What Are Shareholder Subordinated Loans And What Advantages And Disadvantages Do They Have?Uncategorized
Investing in start-ups in Germany takes place mainly through shareholder subordinated loans, but what kind of instrument is that actually?
The term “shareholder subordinated loan” has three main components. If you go through it from back to front, you realize that it is primarily about a loan. As an investor, I leave a certain amount of money to my contract partner for a temporary period and receive interest.
The subordinate prefix means that my loan receivable is deferred in comparison to other claims of third parties, ie if the contract partner (here: the start-up) becomes insolvent, it can be assumed that any returns from the bankruptcy estate will only be third Parties benefit. The word “shareholder” means that my income as an investor depends on the performance of the company in which I have invested. As a refund I receive an amount depending on the turnover or the profit of the company.
Disadvantages of the shareholder subordinated loan
I suppose I did not exactly make you tasty subordinate loans so far. Obviously: As an investor I have a similar position in monetary terms as the shareholder, but I do not have the information and control rights of a shareholder and of course no participation.
In addition, the share (and GmbH shares) and their properties are regulated by law in the Stock Corporation Act, whereas the shareholder subordinated loan is more flexible in its design, ie most of the properties of the loan are regulated in the loan agreement. Let’s just be like this … I’m not a lawyer, but generally I prefer a legal regulation of the financial instrument to have legal certainty.
And what are the advantages?
I had already indicated that I had limited my investment activity in Germany and only invested in the UK, because platforms such as Seedrs offer real company shares there. I do not regret the move either, but partiary subordinated loans have, in my opinion, earned a better reputation. I even go so far as to say that they are at least as good as stocks, depending on the investment strategy.
A big advantage is the transparency in the evaluation. As a rule, the valuation is contractually regulated and comprehensible for anyone who can operate a calculator. This makes the fair value of the share more transparent because the receivable can be quantified against the company. For a share without a standalone market, the valuation is much more difficult.
The second big advantage is the ability to liquidate. As a result of being able to terminate the loan, at a certain point in time I can simply withdraw my claim, whereas for a share I have to find a buyer. Honestly, it should also be mentioned here that the start-up is also entitled to terminate and repay the loan after a certain time, which is a disadvantage if I prefer to stay invested. This can not happen to a stock.

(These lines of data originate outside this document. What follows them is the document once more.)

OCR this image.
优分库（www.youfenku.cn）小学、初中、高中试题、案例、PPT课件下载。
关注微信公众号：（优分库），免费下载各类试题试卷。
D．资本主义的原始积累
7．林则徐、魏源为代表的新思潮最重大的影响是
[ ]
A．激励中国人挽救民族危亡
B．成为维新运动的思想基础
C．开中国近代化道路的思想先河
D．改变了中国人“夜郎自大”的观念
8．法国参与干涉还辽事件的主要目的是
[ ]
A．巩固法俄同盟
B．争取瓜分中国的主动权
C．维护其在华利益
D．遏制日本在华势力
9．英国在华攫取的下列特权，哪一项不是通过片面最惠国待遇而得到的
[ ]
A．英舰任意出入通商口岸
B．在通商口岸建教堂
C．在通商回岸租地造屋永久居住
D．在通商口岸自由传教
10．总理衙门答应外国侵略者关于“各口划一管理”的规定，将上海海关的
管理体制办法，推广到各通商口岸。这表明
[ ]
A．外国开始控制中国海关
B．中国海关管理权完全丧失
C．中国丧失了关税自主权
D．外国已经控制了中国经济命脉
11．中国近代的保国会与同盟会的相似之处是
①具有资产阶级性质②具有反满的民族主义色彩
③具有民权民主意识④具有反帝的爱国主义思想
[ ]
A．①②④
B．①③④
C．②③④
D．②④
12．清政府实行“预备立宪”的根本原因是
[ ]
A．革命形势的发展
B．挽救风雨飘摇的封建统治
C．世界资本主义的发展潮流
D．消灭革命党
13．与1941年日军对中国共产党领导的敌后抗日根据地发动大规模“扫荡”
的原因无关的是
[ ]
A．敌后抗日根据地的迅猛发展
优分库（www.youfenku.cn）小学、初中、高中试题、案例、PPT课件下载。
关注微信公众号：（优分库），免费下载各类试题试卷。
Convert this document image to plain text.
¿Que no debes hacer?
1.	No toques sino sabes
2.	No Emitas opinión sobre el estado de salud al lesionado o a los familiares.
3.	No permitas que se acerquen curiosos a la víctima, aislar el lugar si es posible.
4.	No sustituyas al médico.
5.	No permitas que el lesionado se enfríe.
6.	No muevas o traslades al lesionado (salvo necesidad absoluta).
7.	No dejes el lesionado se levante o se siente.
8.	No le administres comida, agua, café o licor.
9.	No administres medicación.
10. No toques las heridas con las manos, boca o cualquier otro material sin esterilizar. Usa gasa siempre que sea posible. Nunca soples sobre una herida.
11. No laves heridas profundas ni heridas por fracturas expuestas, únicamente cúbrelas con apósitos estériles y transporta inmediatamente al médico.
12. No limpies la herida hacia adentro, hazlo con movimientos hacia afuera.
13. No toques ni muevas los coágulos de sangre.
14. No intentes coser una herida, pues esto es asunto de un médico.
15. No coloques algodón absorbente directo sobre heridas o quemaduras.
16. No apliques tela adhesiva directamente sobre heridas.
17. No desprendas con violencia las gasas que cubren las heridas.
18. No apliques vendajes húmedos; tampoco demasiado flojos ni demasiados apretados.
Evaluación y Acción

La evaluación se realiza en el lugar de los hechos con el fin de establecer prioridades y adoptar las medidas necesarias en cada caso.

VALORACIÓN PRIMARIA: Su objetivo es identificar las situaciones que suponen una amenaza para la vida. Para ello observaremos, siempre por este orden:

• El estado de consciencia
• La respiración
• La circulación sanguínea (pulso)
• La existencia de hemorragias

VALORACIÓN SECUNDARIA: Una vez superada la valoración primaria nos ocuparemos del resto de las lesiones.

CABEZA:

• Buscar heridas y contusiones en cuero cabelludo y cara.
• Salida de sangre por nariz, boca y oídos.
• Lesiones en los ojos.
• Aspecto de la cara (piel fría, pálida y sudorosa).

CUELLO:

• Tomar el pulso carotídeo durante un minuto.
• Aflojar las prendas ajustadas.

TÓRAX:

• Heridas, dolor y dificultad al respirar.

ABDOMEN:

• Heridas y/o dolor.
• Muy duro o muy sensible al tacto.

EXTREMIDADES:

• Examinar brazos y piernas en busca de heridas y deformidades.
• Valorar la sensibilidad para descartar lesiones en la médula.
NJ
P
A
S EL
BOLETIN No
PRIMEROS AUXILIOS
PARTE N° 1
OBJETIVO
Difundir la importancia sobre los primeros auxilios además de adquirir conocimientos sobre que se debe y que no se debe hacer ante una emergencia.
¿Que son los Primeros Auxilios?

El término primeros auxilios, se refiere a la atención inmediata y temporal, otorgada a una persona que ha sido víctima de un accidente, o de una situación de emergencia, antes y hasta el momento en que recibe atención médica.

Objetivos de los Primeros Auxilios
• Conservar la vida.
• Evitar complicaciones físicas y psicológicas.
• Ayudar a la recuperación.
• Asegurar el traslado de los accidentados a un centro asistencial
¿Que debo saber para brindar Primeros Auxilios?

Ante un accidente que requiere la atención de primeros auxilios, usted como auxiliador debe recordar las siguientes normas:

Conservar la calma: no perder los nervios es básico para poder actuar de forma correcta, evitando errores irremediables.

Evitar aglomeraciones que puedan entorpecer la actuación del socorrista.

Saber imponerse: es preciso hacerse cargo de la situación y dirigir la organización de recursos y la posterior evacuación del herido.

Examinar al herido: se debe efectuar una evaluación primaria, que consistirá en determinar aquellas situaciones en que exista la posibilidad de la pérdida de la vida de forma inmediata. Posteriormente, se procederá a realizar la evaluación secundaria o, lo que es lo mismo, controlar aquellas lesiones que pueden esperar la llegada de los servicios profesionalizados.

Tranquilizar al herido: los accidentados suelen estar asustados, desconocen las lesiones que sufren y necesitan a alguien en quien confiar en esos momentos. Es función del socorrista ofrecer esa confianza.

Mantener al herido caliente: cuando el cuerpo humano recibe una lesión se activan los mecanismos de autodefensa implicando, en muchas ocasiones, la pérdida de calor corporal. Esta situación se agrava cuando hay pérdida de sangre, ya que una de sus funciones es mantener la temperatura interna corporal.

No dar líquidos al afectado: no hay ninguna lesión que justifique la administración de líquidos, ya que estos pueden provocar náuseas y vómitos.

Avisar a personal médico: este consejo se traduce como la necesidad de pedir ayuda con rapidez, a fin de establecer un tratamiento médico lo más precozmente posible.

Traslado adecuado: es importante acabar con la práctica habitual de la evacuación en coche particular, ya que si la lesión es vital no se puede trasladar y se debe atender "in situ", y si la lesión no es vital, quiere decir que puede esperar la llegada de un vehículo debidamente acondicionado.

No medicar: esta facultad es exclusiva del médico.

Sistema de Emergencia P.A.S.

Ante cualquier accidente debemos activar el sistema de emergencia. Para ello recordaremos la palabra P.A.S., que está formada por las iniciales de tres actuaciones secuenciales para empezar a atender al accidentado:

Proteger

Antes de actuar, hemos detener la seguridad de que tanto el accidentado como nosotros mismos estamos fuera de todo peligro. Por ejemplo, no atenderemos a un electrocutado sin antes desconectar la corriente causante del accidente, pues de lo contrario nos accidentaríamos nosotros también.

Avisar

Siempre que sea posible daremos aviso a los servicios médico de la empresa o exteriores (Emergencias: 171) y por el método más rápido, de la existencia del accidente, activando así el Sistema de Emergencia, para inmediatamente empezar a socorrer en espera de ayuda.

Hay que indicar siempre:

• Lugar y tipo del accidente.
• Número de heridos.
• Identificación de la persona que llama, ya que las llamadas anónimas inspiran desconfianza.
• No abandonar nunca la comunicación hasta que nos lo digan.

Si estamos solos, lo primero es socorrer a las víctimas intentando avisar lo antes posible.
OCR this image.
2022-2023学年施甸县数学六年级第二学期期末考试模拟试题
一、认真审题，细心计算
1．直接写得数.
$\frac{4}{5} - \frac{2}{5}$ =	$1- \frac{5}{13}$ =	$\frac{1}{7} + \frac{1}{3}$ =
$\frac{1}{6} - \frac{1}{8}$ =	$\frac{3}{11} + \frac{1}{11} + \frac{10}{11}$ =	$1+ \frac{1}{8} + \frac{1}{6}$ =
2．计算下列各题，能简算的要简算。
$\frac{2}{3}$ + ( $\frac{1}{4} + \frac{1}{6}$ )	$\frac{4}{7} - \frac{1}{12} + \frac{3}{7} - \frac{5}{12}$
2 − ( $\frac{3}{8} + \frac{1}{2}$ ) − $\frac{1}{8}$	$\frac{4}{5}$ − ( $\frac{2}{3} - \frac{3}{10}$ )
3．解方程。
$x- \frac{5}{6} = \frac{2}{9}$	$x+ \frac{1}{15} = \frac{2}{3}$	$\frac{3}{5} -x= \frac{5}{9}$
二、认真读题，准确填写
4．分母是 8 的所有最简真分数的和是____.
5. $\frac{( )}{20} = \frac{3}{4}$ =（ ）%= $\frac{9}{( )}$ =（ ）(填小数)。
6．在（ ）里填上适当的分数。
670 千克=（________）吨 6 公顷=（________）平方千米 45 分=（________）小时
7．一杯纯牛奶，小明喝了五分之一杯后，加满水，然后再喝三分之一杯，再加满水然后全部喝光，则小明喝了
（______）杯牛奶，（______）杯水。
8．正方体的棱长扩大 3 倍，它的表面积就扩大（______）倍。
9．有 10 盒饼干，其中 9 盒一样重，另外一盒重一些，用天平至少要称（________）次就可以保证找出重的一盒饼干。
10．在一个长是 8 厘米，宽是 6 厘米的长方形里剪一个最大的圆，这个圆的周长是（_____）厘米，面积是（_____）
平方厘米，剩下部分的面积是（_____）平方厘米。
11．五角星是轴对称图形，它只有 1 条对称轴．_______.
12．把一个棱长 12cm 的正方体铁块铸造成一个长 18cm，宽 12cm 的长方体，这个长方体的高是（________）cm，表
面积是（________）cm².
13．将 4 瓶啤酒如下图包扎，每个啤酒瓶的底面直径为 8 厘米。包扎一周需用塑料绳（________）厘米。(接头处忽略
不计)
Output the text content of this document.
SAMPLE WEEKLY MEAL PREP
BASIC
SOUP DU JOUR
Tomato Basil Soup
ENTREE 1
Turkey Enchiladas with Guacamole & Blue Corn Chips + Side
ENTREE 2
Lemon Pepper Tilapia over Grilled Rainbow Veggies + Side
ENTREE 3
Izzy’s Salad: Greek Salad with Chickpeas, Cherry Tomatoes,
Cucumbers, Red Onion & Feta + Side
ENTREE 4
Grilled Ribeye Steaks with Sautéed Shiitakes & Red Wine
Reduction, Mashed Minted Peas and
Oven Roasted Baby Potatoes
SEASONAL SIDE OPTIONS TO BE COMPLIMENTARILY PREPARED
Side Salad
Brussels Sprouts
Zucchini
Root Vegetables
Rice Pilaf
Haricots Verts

Theoretical advantages of the shareholder subordinated loan
In addition, subordinate loan subordinates have two other advantages, but they are more theoretical. First, the loan is repaid at par, ie in case of bad performance of the company, the loan does not lose value and you get the face value plus interest repaid. Stocks do not have such “protection”. However, in such a case it is unlikely that the company can repay anything at all (hence theoretically).
In addition, in the event of bankruptcy, the lenders have access to the bankruptcy estate before the shareholders. In fact, however, it can be assumed that in the case of young companies, no returns from the insolvency estate can be expected for both groups.
Therefore, it should also be clearly and clearly stated at this point: Subordinated subordinated loans are subject to a high degree of risk. Total losses are not uncommon. Only those who can tolerate the loss of capital invested should invest in such investments.
I can invest in subordinate subordinated loans in young German companies, which otherwise would only be possible with great effort. Partial subordinated loans have far more advantages than you think. Depending on what investor’s investment philosophy pursues, investing in a shareholder subordinated loan may be better suited for him than a stock investment in the same company.